Carpe (poisson)

Carpe

Carpe (poisson) : « Carpe » est un nom vernaculaire utilisé pour désigner le plus fréquemment des gros poissons d’eau douce de la famille des Cyprinidés (Nom scientifique : Cyprinus carpio carpio). Ce nom est ambigu car il peut signifier génériquement l’ensemble de la famille, voire l’ensemble de l’ordre.
En France, en Belgique et au Canada, « carpe » associe plus particulièrement la carpe commune.

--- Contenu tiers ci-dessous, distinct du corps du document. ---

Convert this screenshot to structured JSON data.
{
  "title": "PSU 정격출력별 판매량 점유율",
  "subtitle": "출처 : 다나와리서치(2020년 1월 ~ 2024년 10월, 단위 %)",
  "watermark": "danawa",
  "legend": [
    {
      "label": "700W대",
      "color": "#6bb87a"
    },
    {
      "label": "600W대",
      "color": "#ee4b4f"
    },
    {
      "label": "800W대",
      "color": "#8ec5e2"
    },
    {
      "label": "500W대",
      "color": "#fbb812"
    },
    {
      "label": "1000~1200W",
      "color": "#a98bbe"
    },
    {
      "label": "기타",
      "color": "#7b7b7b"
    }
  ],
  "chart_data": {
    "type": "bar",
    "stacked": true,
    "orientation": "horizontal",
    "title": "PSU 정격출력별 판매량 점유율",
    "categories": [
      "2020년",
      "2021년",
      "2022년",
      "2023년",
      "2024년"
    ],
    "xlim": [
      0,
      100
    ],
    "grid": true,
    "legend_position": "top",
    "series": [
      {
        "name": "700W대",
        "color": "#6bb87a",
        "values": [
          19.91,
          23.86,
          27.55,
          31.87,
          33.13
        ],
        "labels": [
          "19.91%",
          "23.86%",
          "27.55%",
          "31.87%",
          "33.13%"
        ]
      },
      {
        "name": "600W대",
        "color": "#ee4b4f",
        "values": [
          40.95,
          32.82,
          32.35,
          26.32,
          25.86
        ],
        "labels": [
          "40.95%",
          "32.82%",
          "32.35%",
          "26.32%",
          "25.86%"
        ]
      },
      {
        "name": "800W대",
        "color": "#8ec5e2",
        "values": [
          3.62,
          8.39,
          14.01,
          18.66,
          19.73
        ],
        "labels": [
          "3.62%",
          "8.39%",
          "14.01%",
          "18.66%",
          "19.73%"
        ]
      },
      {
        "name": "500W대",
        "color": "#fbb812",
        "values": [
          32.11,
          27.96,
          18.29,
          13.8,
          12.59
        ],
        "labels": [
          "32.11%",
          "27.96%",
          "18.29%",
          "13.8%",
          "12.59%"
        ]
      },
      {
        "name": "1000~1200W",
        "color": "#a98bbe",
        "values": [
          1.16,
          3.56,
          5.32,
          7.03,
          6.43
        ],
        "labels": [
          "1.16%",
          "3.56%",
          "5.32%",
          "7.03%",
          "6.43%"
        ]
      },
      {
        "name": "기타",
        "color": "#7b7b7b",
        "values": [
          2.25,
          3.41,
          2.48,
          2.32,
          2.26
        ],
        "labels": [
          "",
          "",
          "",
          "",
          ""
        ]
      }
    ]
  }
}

Il n’en est pas de même dans d’autres pays francophones où il décrit aussi d’autres espèces parmi les perciformes comme des Kuhliidae, des Anostomidae, des Cichlidae (des tilapias), et même des poissons d’eau de mer, des Lutjanidae aux Seychelles et en Afrique de l’Ouest dont les « carpes rouges ».
Les Chinois parlent de la carpe d’or qui, sacrée, symbolise le courage et la persévérance, car elle tente toujours et contre tout remonter le courant des fleuves.

Contrairement à de nombreux autres noms vernaculaires de poissons commercialisables, en France en 2010, le terme « carpe » n’est pas protégé ; les commerçants ne sont donc pas tenus de vendre une espèce précise.
Le terme dériverait d’une langue européenne orientale probablement par l’intermédiaire du gotique carpa.
La carpe  vivant en eau douce, profonde, a une bouche munie de quatre barbillons. Élevée aujourd’hui surtout dans le sud et l’est de l’Europe. À l’origine, la carpe peuplait les eaux de la mer Noire à la Mandchourie. En Chine, où elle est domestiquée depuis plus de 2000 ans, c’est le poisson le plus prisé, particulièrement les lèvres, considérées comme la partie la plus fine. La carpe fut probablement introduite par les Romains en Europe, où elle a colonisé tous les étangs et cours d’eau à faible débit. Pouvant atteindre 75 cm (sa taille moyenne étant de 35 à 50 cm) pour un poids variant de deux à trois kilos, elle a un corps trapu, recouvert d’écailles épaisses (brunâtres sur le dos, jaune doré sur les flancs et blanchâtres sur l’abdomen) ; sa bouche, petite et sans dents, porte quatre minuscules barbillons. Par croisement, on a obtenu des variétés de meilleur rendement : la carpe cuir, la carpe amour et la carpe miroir, la plus fine, mais aussi la band-carp.
On trouve sur le marché français des carpes asiatiques (comme la carpe colorée koï),  surgelées, dont la chair passe pour être plus ferme et plus savoureuse que celle des carpes d’élevage français. Les carpes se distinguent entre elles par leur forme et surtout leur écaillure.
Au Canada, on lui connaît de proches parents (voir Corégone).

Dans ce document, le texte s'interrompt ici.